The majority of women in Congo live in urban areas and give birth in health care facilities, but these facilities were often inadequate. According to Dr. Leon Herve Iloki, director of the National Observatory on Maternal and Newborn Mortality, birthing facilities have improved tremendously. “Forceps? You didn’t have them. You didn’t have other instruments for helping in delivery. Even beds were not always there.”
The government, with the help of the United Nations Population Fund (UNFPA), also began offering women free Caesarean sections in 2011. The procedure used to cost $500 or more, an insurmountable obstacle to many poor women whose choices were to come up with the money or “die there, on the table,” according to Rose-Marie Moundele, a woman whose sister-in-law recently delivered a child by Caesarean. UNFPA has also supported the government’s initiative to prevent and treat obstetric fistula, a preventable medical condition caused by prolonged labor. Women can now receive free care for this condition. Obstetric fistula is a major contributor to maternal death among poor women.
Experts also credit family planning for the decline of maternal mortality. UNFPA has supported the Congo Health Ministry’s attempts to create better family planning programs.”Promoting family planning is among the cheapest investments to reduce maternal mortality,” said UNFPA Representative David Lawson at the launch of the initiative in November 2011. A recent study conducted by the Ministry of Health showed that 45 percent of Congolese women use contraceptives.

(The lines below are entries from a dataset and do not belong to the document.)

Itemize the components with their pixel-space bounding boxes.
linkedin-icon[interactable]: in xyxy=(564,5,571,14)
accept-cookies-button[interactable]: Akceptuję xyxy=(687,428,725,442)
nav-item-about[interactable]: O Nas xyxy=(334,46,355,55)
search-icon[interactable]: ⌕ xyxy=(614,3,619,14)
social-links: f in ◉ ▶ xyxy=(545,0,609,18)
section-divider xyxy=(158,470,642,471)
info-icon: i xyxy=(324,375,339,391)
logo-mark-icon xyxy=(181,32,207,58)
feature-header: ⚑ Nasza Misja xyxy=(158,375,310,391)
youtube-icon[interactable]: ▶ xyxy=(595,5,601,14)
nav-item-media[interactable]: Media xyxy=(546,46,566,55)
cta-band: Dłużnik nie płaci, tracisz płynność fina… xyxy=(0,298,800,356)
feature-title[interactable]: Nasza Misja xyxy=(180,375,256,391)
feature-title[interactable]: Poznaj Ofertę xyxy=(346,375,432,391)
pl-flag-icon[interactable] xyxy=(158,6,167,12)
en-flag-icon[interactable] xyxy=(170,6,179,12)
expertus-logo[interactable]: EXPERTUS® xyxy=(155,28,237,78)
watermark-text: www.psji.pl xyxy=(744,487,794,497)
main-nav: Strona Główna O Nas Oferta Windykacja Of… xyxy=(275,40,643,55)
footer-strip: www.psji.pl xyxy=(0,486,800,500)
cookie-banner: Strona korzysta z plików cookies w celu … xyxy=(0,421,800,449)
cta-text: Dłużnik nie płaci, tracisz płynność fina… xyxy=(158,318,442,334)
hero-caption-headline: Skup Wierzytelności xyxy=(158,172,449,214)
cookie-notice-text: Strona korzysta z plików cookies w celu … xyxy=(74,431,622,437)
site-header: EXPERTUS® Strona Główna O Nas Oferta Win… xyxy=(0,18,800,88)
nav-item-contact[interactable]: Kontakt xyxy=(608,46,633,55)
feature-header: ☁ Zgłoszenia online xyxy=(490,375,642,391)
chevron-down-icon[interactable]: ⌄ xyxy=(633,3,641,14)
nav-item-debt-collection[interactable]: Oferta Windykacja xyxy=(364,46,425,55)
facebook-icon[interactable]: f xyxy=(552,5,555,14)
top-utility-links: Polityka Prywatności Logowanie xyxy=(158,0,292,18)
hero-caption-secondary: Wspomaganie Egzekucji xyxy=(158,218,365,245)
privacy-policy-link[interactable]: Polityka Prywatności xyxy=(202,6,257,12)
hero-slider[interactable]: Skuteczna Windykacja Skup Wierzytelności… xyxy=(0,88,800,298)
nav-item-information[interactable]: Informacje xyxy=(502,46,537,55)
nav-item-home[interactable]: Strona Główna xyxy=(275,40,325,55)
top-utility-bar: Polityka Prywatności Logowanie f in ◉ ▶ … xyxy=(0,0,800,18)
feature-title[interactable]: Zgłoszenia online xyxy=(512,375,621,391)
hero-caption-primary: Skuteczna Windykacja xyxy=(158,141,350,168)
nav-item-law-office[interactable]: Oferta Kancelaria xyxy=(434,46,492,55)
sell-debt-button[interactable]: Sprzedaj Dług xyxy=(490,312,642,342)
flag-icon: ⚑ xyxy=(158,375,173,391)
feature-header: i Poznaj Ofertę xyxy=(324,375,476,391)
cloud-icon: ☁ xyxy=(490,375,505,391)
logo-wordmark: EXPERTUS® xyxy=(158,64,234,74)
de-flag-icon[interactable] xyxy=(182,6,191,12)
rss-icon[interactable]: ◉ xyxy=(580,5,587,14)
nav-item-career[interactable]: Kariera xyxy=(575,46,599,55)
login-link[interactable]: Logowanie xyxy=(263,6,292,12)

Progress, however, has been uneven. For women living in rural areas and for indigenous women, there is little access to quality health centers. Although midwives attend births in rural facilities, improvements to infrastructure are needed. Health officials in the country hope to see further developments in other areas of maternal health as well, including cheaper pre-natal checkups and strengthening of family planning and HIV/AIDS programs.